Que se passera-t-il quand les psychiatres auront disparu ?

(Raprural)

 

D ‘abord  la crise, logique, bon nombre de personnes ont  affaire avec les psychiatres. Leurs patients, leurs familles, les médecins, les paramédicaux, les labos, les organismes sociaux, la police, les pompiers, les urgences, les tribunaux, les prisons, les élus, les médias, les lofteurs, la star calamity …Tout ce Monde là se met donc à paniquer : « Qui va m’écouter maintenant, me renouveler mon ordonnance ? », « Mon fils ma fille que vont-ils devenir ? », « J’ai besoin d’un avis moi ! », « Et ma prescription, qui va me la faire ? », « Quel avenir pour ma molécule ? », « Sans spécialiste pas de Cotorep ! », « Pour le HO Monsieur  le Maire, je fais comment ? », « Y déprime ou y déprime pas ? », « Vite vite un psychiatre ! », « Soignez-vous ! », « Pénalement responsable ? », « Françaises, Français… », «Tube cathodique recherche psychoprofiler à oreille absolue pour sculpture auriculaire… », «Y sont tous fous là dedans ! ».

Après le chaos, l’organisation. Les esprits se rassemblent, individuellement bien sûr mais aussi collectivement,  le travail de deuil commence. Il n’y a pas que les psychiatres pour écouter, comprendre, prescrire et inventer de nouvelles thérapeutiques. On se passera d’eux, on n’a pas le choix. En tout cas pas le temps de laisser passer les passants qui demandent en passant devant le CAC c’est du quel côté la Seine ? En tous cas pas le droit d’utiliser nos oreilles qu’à  écouter de grands ploufs suivis de glouglous incertains remontant  à la surface des eaux troubles dans lesquelles nous naviguons aujourd’hui.

Les psychiatres disparaissent mais dehors on s’organise. En vérité c’est très simple parce que souvent dehors c’est déjà organisé ou plus exactement dehors ça vie ou plus exactement dehors il y a  de la vie   ou comme disent les usagers de la psychiatrie intérieure, dehors c’est la vraie vie. Bref dehors sans psychiatre on s’organise. Autour de ce qui représente la vie de la personne. Ce qui fait qu’elle est citoyenne. Ce qui fait qu’elle reste debout. De toute façon c’est quoi d’autre une société à part un système qui permet à chacun de rester debout ?

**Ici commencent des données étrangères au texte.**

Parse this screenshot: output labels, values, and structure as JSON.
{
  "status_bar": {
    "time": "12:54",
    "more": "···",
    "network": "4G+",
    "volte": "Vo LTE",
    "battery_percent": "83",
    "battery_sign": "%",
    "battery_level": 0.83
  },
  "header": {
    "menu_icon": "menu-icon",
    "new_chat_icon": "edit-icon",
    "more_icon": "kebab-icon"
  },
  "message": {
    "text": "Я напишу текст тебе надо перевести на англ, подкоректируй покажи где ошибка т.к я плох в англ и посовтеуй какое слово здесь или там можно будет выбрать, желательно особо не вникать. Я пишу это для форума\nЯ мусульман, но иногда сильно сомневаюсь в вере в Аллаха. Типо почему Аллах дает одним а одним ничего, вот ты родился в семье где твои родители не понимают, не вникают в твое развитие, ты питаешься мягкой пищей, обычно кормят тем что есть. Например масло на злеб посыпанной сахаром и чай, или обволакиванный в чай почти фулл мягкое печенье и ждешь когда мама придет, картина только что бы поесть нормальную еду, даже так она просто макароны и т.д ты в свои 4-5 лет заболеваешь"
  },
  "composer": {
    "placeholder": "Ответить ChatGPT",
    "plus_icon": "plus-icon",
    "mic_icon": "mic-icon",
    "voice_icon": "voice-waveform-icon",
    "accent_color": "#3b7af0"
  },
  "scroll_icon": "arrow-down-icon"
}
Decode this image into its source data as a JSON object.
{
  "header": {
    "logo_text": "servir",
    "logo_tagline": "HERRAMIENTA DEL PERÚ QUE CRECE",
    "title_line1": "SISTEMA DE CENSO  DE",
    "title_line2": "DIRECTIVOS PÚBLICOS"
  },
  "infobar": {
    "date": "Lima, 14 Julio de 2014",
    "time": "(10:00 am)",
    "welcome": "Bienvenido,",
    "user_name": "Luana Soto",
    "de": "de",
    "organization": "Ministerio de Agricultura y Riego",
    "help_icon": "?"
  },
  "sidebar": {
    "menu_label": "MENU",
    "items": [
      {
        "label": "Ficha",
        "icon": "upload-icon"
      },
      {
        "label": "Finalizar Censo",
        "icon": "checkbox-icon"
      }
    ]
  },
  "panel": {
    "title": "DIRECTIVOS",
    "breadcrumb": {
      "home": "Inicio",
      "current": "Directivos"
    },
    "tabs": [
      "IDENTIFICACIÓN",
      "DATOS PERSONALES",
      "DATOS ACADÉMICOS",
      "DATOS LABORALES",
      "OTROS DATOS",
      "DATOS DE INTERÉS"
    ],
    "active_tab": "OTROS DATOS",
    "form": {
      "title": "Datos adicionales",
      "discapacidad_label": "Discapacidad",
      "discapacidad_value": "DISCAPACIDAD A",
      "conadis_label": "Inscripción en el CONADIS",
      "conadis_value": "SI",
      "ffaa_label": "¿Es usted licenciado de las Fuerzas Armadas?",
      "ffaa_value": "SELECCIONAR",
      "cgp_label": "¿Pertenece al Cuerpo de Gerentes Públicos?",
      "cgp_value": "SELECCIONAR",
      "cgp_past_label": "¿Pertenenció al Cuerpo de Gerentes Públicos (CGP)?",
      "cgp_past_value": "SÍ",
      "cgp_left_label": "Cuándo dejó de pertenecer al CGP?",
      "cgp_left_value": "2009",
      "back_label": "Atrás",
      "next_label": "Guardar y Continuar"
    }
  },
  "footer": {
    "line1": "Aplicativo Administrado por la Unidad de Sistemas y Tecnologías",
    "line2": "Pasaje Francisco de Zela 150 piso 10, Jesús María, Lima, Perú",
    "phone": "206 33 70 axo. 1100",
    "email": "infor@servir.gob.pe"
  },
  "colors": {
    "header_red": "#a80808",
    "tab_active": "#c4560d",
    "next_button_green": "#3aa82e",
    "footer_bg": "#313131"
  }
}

Les psychiatres disparaissent mais dehors on s’organise. Au début, c’est comme quand les parents sont partis passer le week-end à la mer avec belle maman, désolé mais je n’ai pas encore passé le stade de l’adolescence c’est grave docteur ? Je reprends. Au début c’est comme quand les parents sont partis passer le week-end à la mer avec belle maman, on joue au grand,  on se fait à bouffer tout seul, on met la musique à donf, on se couche à pas d’heure… 

Les psychiatres disparaissent mais dehors on s’organise. On bouffe des pâtes collées, les poubelles dégueulent, les tympans se mettent à siffler (je crois qu’on  parle de moi, c’est grave docteur ?), les yeux sont tout cernés.

Les psychiatres disparaissent mais dehors on s’organise, mal. Allons voir ce qu’il se passe à l’intérieur.

Les psychiatres disparaissent, les patients restent. Quelques-uns s’en portent un peu mieux, quelques autres s’emportent un peu plus.  La société ni voit que du feu,  l’asile existe encore et c’est providentiel.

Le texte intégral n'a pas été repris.